Our open records law, despite frequent use by journalists, is intended to benefit and protect the people of Michigan from government that runs amok when it operates behind a shroud. And a transparent government is the least partisan issue confronting our state at the moment. Need evidence, take a minute to look at how preserving government opacity seems to consistently unite many Democrats and Republicans in the Michigan Legislature as well as the executive branch.

That’s why we spent part of this week (Sunshine Week) working to outline a roadmap to help our more curious neighbors to solicit records from their government using FOIA. We’ve outlined the basics of how to seek records and what to do when a government responds to your request. We bemoaned some of the most egregious flaws in our state’s transparency mechanism along the way.

But we saved our most important wisdom, and our biggest gripe, for last.

In Michigan, if you are denied access to records, and you believe the government you petitioned for those records erred in its denial your options are slim.

First, our FOIA law allows requestors to appeal denials in writing to the head of an agency or the elected board that oversees a government. It’s a relatively low-cost avenue to challenge a denial, one our journalists employ from time to time. Appeals are a chance to put into writing our arguments that a government ran afoul of the law by blocking access to records or by employing overzealous redactions.

Sometimes it works — think about the time the Traverse City Area Public Schools board voted to overturn erroneous redactions the district employed in response to a request for communications about former superintendent Ann Cardon. But the district’s denial of another part of that appeal highlights a fatal flaw in Michigan transparency law.

In Michigan, if a public body or agency director rejects an appeal, the only avenue for the public to overturn the decision is through a slow, expensive trip into circuit court.

The absence of an independent arbiter between appeal and court dooms many legitimately public records to obscurity in Michigan. Most people simply don’t have the time, money or patience to spend months or years overturning illegitimate denials in court.

We are hopeful bills introduced in the legislature this year and a fledgling ballot initiative will address this Achilles heel (and many other fatal flaws) in Michigan’s public records law.

In the meantime, we will continue seeking records and examining the inner workings of our government.

And we hope you join us.

Alpena News. March 15, 2021.

Editorial: Watch redistricting process carefully

With the 2020 census done and data wizards crunching numbers as we speak, the time is almost near for the decennial redrawing of congressional and legislative districts that can determine which political party maintains control of state and federal government.

According to the terms of both the state and federal constitutions, political districts are drafted so each congressperson and each state representative and state senator represents similar numbers of people.

For years in Michigan, those districts were drawn by whichever political party held the majority in the legislature, allowing opportunistic politicians to carve up the state map in a way that divided up regions populated by the other party, making it at least very hard — if not impossible — for the other party to win enough seats to gain control.

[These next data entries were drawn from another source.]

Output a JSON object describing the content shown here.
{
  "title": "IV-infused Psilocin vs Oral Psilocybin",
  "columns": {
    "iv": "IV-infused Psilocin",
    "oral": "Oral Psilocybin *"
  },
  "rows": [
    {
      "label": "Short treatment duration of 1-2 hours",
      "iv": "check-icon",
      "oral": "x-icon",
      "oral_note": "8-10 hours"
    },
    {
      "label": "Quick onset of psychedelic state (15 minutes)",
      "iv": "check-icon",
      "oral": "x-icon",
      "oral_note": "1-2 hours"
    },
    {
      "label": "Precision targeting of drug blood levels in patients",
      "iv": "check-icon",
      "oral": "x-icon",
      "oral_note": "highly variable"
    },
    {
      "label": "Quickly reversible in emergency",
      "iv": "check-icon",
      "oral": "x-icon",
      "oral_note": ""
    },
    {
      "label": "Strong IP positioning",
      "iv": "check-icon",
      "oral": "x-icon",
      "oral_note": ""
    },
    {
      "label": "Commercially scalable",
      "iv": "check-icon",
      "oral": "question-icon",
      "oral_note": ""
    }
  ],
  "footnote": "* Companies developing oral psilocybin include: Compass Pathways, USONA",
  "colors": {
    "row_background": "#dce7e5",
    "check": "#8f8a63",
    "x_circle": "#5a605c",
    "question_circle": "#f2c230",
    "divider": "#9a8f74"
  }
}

That’s called gerrymandering.

This year, for the first time, Michigan’s districts will instead be drawn not by lawmakers but by a bipartisan commission of residents from throughout the state. The commission, created by a 2018 voter referendum and made up of randomly selected voters, is meant to make the process fairer and less political.

The commission is expected to get to work once census data is released later this year and wrap up the new maps by year’s end. Voters will elect lawmakers to those new districts beginning in the 2022 race.

We urge all Michiganders to watch that process carefully, to participate in town halls and share their ideas about how the districts should be drawn. It is a grand experiment, to give more power over politicians to the people, and it’s up to each of us to make sure it works the way it’s supposed to.